好きなんだ。初めから、亜矢のことが……」
亜矢がこいつのことを本当に愛しているのなら、これ以上は求めない。まだ、一緒にいたい。たとえ不毛な望みだとしても。
「まだ解らないのか、お前はっ……!」
服を掴んでいた手を一ノ瀬が強く解き払った。その衝撃で体が壁にぶつかる。
「っ……!」
静かに一ノ瀬が迫ってくる。
「……だから、お前を傍に居させることはできないんだよ!
亜矢は少なくともお前を慕っている。他の男とは違う何かを抱いている……」
ドンッと、耳の横で拳が壁を打つ。
「お前の……亜矢に対する恋愛感情が邪魔なんだよ!亜矢の心を少しでも掻き乱すヤツは許さない……!」
怒りを携えた射抜くような瞳を向け、そして、一ノ瀬は唸るように言った。
「亜矢は誰にも渡さない。もう二度と、近づくな」
暫く沈黙が流れる。俺はその言葉を拒否することなく、ただ睨みつけていた。
無言で一ノ瀬を押し退け、上着を羽織り、ベッドのほうに目を遣る。
幸せそうに眠る亜矢の姿がそこにあった。
近寄って手を伸ばし、ゆっくりと亜矢の柔らかい頬に、髪に触れた。そして、唇にそっと口づけをした。

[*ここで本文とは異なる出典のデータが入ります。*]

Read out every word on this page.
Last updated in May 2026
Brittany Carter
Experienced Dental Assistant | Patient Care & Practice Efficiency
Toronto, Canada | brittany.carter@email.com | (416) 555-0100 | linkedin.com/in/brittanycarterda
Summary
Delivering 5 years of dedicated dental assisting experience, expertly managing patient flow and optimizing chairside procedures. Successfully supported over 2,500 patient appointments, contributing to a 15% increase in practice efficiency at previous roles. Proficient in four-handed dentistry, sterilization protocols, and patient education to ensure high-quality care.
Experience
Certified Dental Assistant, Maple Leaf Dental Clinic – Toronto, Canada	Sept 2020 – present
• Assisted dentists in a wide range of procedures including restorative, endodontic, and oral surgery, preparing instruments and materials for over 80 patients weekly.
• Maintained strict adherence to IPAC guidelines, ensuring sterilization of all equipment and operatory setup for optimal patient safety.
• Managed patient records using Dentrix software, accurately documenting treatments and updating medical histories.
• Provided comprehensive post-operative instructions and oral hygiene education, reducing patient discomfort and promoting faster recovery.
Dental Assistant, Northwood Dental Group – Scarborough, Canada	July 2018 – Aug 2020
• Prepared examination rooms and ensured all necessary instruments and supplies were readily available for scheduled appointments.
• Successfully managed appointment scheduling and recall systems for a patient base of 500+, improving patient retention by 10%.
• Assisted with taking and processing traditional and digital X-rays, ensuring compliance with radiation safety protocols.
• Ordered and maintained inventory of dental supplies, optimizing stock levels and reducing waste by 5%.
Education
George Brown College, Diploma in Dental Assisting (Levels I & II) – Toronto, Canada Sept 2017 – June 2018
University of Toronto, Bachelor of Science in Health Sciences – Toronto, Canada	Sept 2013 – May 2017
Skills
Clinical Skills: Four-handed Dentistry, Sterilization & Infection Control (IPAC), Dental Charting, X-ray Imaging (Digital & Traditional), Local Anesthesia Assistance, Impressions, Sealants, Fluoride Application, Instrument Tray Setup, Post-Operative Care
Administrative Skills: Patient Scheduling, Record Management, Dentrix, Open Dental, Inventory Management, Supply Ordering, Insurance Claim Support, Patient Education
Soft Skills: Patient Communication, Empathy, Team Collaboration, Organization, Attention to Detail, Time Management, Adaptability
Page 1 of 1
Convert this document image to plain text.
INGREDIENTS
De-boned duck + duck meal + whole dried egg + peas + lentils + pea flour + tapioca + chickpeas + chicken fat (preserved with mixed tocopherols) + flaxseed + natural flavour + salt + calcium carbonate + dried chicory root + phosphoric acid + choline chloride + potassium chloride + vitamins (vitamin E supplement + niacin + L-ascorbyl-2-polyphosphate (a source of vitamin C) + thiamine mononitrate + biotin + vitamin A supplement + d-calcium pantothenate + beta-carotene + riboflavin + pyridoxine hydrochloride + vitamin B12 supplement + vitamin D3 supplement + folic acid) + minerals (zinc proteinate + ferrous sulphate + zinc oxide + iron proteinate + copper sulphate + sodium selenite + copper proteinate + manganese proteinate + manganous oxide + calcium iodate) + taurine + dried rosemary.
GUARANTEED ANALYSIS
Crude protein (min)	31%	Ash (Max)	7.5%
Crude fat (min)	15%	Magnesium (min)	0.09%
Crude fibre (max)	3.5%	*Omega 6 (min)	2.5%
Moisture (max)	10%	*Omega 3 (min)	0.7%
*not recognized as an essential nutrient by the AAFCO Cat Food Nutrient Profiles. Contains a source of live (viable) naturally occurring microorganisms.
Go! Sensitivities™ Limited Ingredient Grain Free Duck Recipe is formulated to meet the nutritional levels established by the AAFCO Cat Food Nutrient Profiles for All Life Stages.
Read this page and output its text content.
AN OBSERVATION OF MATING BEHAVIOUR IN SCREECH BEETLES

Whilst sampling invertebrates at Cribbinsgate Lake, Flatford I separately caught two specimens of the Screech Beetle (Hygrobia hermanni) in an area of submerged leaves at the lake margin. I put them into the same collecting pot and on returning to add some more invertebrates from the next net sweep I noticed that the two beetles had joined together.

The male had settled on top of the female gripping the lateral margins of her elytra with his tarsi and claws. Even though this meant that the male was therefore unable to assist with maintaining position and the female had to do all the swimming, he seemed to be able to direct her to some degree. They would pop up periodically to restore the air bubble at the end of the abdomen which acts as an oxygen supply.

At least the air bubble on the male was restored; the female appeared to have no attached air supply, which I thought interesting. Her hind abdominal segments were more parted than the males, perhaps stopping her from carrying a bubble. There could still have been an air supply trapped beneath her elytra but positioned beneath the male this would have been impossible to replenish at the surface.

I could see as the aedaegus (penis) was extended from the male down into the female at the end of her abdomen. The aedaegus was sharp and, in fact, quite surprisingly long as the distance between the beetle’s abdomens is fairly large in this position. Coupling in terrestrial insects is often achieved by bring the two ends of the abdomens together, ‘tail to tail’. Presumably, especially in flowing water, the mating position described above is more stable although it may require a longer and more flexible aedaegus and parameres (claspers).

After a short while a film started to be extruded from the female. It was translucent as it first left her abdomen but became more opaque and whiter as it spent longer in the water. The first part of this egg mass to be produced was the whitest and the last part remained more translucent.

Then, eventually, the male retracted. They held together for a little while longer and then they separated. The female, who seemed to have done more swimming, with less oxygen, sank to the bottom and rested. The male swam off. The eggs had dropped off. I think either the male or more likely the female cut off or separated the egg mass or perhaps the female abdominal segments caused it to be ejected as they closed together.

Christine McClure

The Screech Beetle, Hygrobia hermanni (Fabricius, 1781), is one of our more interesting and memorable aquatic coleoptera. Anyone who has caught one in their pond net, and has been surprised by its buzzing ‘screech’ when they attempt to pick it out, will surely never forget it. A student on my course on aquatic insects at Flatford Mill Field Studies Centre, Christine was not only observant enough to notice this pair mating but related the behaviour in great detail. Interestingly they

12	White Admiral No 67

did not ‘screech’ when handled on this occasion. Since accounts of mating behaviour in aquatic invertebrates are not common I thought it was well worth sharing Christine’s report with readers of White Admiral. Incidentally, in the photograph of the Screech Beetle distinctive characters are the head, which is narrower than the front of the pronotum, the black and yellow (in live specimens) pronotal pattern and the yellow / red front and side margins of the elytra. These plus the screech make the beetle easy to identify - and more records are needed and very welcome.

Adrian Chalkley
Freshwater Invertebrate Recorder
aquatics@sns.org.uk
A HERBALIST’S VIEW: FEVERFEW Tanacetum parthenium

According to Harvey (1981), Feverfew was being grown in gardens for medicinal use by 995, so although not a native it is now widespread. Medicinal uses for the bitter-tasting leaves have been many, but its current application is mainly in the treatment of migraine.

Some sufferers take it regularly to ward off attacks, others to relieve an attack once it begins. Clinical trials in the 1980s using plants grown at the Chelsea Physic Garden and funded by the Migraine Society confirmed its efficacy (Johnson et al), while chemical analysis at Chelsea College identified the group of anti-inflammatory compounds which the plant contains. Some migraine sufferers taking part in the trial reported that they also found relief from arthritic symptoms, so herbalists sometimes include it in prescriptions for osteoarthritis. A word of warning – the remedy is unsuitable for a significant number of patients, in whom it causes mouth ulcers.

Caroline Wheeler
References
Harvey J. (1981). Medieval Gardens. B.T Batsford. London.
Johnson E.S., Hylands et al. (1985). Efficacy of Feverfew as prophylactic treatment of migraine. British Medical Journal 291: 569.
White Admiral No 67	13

その間、一ノ瀬は何も言わず、制止することもなかった。俺のこの行動が、亜矢との最後の別れだと思っているのか。
そんなことあるはずがないだろ……。
これで最後なんて、あるはずがないだろ……?
俺は目を合わせることなく一ノ瀬の横を通り過ぎ、部屋から出た。
あんなことを言われたぐらいで、諦められるわけがない。偽りだったとしても、亜矢は俺を見てくれていた。これで終わりになんか、絶対にさせるか。
ほとぼりの冷めやらぬ脳内の中で、ただひとつの感情が煩いほどうごめいた。